Wie könnten Arbeitgeber helfen?

Eltern mit einem krebskranken Kind befinden sich in einer absoluten Extremsituation und sind vielfach überfordert. Manche wissen nicht, wie sie mit ihrer Chefin oder ihrem Chef über ihre schwierige Lage und den Anspruch auf Betreuungsurlaub sprechen sollen. Zwar sind die 14 Wochen hilfreich, sie reichen aber leider bei weitem nicht aus. Zudem nimmt das Verständnis der Arbeitgeber erfahrungsgemäss nach einigen Monaten stark ab. Der Umgang mit dem Thema Kinderkrebs ist schwierig und macht Angst. Umso wichtiger ist deshalb ein offener und ehrlicher Dialog zwischen den Beteiligten. Um betroffene Eltern in dieser Situation zu entlasten, wären weniger Druck und eine grössere Offenheit für flexiblere Arbeitszeitmodelle seitens der Arbeitgeber wünschenswert.

 

Wie können Eltern mit einem krebskranken Kind sonst noch unterstützt werden?

Ein wichtiger Aspekt ist sicherlich die Entlastung im Alltag und die Betreuung der gesunden Geschwisterkinder. Diese leiden ebenfalls mit und kommen in der Regel zu kurz. Ihre Eltern sind häufig abwesend und das Familienleben dreht sich nur noch um die kranke Schwester oder den kranken Bruder. Hier kann das Umfeld, seien es die Grosseltern, andere Verwandte oder Freunde und Eltern von Schulkameraden, eine wichtige unterstützende Rolle spielen. Was die Organisationen des Alltags anbelangt, so versuchen viele Eltern zumindest anfänglich ohne grössere Hilfe von aussen auszukommen. Aber wenn sich die Wäscheberge anhäufen, seit Wochen keine richtige Mahlzeit mehr auf dem Tisch steht und keiner mehr Zeit hat, mit den gesunden Geschwisterkinder die Hausaufgaben zu machen, wird irgendwann klar, dass es so nicht weitergehen kann.
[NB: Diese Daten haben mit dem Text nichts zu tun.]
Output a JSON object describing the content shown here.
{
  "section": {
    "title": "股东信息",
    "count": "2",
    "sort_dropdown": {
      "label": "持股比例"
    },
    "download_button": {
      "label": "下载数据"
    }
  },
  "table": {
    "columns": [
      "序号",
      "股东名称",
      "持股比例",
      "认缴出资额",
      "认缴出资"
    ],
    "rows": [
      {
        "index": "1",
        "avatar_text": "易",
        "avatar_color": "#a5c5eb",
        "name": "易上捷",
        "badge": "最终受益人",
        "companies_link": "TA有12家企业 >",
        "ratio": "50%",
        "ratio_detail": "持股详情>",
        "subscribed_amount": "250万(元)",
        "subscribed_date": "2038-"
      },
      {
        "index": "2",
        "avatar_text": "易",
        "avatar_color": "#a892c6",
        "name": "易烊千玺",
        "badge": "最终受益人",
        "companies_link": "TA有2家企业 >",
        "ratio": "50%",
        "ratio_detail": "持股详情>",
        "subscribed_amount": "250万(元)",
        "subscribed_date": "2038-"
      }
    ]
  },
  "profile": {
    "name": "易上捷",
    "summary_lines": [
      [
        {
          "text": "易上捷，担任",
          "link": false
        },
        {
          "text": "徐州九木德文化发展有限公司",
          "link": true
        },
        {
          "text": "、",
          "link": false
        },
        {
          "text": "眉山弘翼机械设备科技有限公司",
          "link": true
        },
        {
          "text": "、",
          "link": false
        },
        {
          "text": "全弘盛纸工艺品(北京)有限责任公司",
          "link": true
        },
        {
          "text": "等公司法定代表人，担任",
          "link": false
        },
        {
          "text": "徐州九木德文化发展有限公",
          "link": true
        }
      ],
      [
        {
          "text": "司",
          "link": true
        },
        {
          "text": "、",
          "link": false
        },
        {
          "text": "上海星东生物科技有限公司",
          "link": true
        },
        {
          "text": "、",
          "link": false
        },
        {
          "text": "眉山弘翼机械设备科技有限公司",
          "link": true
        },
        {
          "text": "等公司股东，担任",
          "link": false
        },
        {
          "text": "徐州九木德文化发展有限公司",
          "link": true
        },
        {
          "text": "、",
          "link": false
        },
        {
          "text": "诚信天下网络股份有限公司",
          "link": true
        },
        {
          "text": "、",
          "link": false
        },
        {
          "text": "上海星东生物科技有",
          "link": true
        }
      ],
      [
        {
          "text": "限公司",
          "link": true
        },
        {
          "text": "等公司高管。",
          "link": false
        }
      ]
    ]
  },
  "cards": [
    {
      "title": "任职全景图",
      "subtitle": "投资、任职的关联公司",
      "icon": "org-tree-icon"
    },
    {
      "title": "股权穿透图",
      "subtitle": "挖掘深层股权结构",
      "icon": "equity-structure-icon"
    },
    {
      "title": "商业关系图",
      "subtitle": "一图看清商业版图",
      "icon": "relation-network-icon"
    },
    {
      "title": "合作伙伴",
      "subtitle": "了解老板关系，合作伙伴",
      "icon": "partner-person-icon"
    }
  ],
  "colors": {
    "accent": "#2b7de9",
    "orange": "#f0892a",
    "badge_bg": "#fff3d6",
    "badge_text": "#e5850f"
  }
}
Dann versucht der Sozialdienst mit dem Einverständnis der Familie Unterstützung von aussen zu finden, zum Beispiel in Form einer Haushaltshilfe, die über einen Verein oder eine Stiftung finanziert wird.

 

Was kann das Umfeld konkret tun?

Gerade Mütter, die nach wie vor die Hauptlast in der Pflege und im Haushalt tragen, geraten oft an ihre Grenzen. Leider kommt in diesem Ausnahmezustand häufig die Selbstfürsorge zu kurz. Sie ist aber eine wichtige Voraussetzung, um diese Extrembelastung über viele Monate und manchmal Jahre hinweg aushalten zu können. Was den Betroffenen neben der professionellen Unterstützung sehr hilft, ist ein Umfeld, das sie über die Länge der Zeit begleitet und im Alltag entlastet. Das können ganz einfache Dinge sein, wie zum Beispiel Einkaufen gehen, Wäsche waschen, sich um das gesunde Geschwisterkind kümmern, Mahlzeiten kochen, einen Spitalbesuch übernehmen und vieles mehr.

 

 

* Die Kinderonkologie des Kinderspitals Aarau gehört zu den 9 Zentren in der Schweiz, die krebskranke Kinder, Jugendliche und junge Erwachsene im Rahmen der hochspezialisierten Medizin (HSM) behandeln dürfen.  Seit dem Jahr 2023 erfüllt die Abteilung des KSA Kinderspitals Aarau auch die hohen Anforderungen der Deutschen Krebsgesellschaft (DKG) an ein kinderonkologisches Zentrum. Das KSA Kinderspital Aarau gehört damit zu den drei einzigen DKG-zertifizierten kinderonkologischen Zentren in der Schweiz.